Esa noche caí redonda al lecho. Habían alquilado una cama occidental,
para mí, ya que ellos duermen en edredones en el piso de la vivienda. A la
mañana siguiente sentía la sangre como si hirviera. Era el haber dado vuelta
alrededor del mundo hacia oriente. Me esperaban en la casa de al lado. Las
viviendas tienen cuarenta metros cuadrados. Y son muy pequeñas. Poseen un baño mínimo,
pero con una profunda bañera con agua caliente que disfruté. No tienen cocina
al estilo occidental, ya que el ama de casa se sienta en un pequeño escabel,
corta las verduras en un recipiente y por orden del gobierno no pueden acumular
desperdicios por cuestiones ecológicas. Ya no hay espacio para la
contaminación. Es una isla de alrededor de seiscientos kilómetros cuadrados con
una montaña en el medio y agua alrededor con más de cuarenta y cinco millones
de habitantes. ¡Hasta los perros están en jaulas apiladas una sobre otra en las
(ínfimas callejuelas) como en propiedad horizontal!

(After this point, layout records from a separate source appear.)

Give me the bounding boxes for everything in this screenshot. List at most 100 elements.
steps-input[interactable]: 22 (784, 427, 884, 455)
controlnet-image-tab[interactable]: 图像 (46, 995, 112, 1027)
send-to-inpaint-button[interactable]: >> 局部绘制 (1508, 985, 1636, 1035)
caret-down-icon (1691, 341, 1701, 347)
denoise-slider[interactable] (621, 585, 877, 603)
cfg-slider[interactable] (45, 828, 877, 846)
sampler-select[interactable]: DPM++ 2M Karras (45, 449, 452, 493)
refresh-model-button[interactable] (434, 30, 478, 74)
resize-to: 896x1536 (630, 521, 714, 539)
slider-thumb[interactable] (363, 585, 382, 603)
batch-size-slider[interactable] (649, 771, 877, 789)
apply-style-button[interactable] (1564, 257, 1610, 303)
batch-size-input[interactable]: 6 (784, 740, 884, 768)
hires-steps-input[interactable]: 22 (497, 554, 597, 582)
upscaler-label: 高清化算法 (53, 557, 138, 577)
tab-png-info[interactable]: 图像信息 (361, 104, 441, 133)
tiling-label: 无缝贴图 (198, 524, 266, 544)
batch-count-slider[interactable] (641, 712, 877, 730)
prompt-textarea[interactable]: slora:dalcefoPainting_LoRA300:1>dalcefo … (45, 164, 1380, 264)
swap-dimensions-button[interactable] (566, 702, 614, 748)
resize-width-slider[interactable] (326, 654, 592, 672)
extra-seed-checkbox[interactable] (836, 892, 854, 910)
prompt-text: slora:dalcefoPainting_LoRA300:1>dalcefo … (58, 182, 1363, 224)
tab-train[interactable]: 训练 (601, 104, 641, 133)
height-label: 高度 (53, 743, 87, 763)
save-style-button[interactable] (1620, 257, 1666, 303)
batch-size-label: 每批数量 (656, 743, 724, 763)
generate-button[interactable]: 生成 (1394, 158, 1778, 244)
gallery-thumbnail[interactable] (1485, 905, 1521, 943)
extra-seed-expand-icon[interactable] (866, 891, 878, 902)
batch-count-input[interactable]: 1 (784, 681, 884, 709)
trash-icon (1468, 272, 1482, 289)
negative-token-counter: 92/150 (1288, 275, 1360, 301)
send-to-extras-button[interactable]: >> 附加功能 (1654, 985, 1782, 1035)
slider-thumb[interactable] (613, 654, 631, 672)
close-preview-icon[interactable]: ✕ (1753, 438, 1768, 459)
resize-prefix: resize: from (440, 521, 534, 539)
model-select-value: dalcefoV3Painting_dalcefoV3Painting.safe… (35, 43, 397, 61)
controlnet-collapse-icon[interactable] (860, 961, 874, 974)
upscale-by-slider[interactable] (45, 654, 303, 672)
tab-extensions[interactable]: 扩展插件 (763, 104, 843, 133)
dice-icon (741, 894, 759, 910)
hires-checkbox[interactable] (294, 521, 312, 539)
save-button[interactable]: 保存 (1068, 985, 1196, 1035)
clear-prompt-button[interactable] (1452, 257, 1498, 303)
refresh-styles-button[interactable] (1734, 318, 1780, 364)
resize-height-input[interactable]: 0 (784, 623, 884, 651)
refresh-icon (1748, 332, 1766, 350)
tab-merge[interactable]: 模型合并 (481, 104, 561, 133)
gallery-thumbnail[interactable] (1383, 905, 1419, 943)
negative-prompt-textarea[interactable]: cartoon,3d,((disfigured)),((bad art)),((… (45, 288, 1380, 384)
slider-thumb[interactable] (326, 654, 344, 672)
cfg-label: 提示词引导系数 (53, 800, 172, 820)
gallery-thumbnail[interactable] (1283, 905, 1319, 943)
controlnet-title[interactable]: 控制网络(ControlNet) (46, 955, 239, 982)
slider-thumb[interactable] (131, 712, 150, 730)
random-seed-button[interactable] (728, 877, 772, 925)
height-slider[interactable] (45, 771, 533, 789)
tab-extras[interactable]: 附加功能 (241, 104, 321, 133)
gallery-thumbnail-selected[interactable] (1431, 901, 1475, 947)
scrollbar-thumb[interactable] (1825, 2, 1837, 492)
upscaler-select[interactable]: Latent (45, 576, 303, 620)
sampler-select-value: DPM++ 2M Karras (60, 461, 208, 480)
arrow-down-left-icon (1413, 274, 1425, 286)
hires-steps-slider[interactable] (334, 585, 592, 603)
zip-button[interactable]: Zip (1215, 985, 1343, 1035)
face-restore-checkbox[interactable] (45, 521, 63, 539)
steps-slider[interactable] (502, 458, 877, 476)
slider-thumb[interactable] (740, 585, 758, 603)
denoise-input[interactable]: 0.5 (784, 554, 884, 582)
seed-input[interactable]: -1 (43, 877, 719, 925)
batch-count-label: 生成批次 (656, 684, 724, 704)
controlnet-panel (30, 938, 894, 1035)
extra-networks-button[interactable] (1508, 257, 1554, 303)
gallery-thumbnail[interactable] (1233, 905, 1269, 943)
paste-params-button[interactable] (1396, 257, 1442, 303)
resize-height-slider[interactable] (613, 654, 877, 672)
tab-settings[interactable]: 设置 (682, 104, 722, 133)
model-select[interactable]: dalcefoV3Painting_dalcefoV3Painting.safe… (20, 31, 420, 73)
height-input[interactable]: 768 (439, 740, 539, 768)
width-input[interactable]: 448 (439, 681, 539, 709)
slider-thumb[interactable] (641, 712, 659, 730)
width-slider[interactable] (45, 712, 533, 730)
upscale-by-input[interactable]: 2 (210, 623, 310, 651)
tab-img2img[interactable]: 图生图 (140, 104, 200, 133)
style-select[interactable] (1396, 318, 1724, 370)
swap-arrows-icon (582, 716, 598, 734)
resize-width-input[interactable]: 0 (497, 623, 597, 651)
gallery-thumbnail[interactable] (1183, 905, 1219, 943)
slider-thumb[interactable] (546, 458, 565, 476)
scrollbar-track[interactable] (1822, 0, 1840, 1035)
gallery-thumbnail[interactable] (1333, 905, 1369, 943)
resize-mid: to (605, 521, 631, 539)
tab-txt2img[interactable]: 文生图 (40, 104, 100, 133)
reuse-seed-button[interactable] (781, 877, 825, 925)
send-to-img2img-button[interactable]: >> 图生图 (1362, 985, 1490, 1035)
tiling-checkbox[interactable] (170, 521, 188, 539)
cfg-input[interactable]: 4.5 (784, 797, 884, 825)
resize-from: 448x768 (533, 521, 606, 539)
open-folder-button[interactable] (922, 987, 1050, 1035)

El desayuno excelente. El cariño indescriptible. ¡Pero me tenía que
adaptar a su tradiciones! Por lo que la primera tarea fue asistir a saludar a
los ancianos de la familia. En la casa de la “Abuela” caí como un
extraplanetario. Me acercaron a la dama que ocupaba un sitio importante. Allí,
yo, ignorante recibí un “rosario de cuentas budista” y que tomé afectuosa y le
“plantifiqué un beso en la mejilla a la abuela”. ¡OH, el ¡Ay! ruidoso de toda
la familia me paralizó! ¿Qué hice? Ella sonrió y dijo algo en taiwanés. (No se
preocupe… he visto en televisión que los occidentales se dan besos). ¡Era la
primera vez que alguien en su vida le había dado un Beso!!! Ni siquiera el
esposo, ni los hijos, ni los nietos. ¡Ni sus padres! Y yo, mendocina ignorante
le dí el primer beso de su vida. No sabía dónde esconderme. Pasado ese momento,
me subieron a un auto y por tortuosas callejuelas me llevaron a un sitio donde
según me explicaron tenía que honrar a el “Abuelo” que había fallecido hacía
poco tiempo. Llegamos a un parque de no más de una manzana. Allí había una
especie de tumba redonda frente a un atrio donde a los costados había dos
estatuas de cerámica de colores vivos, que representaban a un hombre y a una
mujer. Vestían trajes tradicionales. Me entregaron tres varillas de incienso
color rojo con letras doradas, me indicaron que pidiera autorización a las
figuras de cerámica para acercarme a la tumba. Así lo hice. Explicando quién
era yo, y luego comenzó mi ceremonia de bendición y honra al “Abuelo”. Lástima
que no tenían una filmadora, sería genial para una película ver una mujer
occidental, haciendo reverencias con el fuego sagrado de las varillas. Luego el
resto de la familia hizo sus bendiciones. Yo como católica me sentí muy
emocionada, Dios, pensé está aquí junto a mí.
Cuando regresamos a la casa, me sentí muy feliz. Pero…debía ir a la casa
de otro familiar a cenar por mi condición de docente de los futuros esposos.
Allá fui, con un regalo: Un disco de Tangos, porque la dueña de casa amaba el
tango Argentino. Conocía todas las letras de memoria: Gardel, Tita Merello,
Discépolo, Del Carril…en fin yo ni se la mitad y tampoco lo aprendí a bailar,
cosa que siempre lamento. Esa noche me recibieron como una reina. Catorce
platos diferentes era el menú. ¡La esposa del hijo mayor, cocinaba sin
participar de la cena! Yo no lo podía creer.
Antes de la boda, me llevaron a conocer el Instituto donde habían
estudiado mis alumnos. Era un colegio Jesuita. El director, un norteamericano,
sacerdote, hacía diez años que vivía en Taiwán y a través de mi italiano, ya
que no hablo inglés y mínimo mandarín, le pedí la comunión. ¡Nunca lloré tanto
como en ese momento! Tan lejos de mi patria, rodeada de budistas y tomado la Santa Hostia , era un
regalo que me deparó la vida.
Luego de la ceremonia donde se prometieron Kuo Wei y Pey Ti, me
invitaron a conocer el sur; tomamos el tren a Caushung, y atravesamos los
campos de arroz de esa hermosa isla. Isla que fue nombrada en la antigüedad
como “Formosa” por jesuitas portugueses…y realmente es hermosa. Pasé
veintinueve días increíbles.
Siempre me sorprendo reconocer que no conozco zonas de mi país y recorrí
de norte a sur y de este a oeste aquella maravillosa y pujante isla: Taiwán.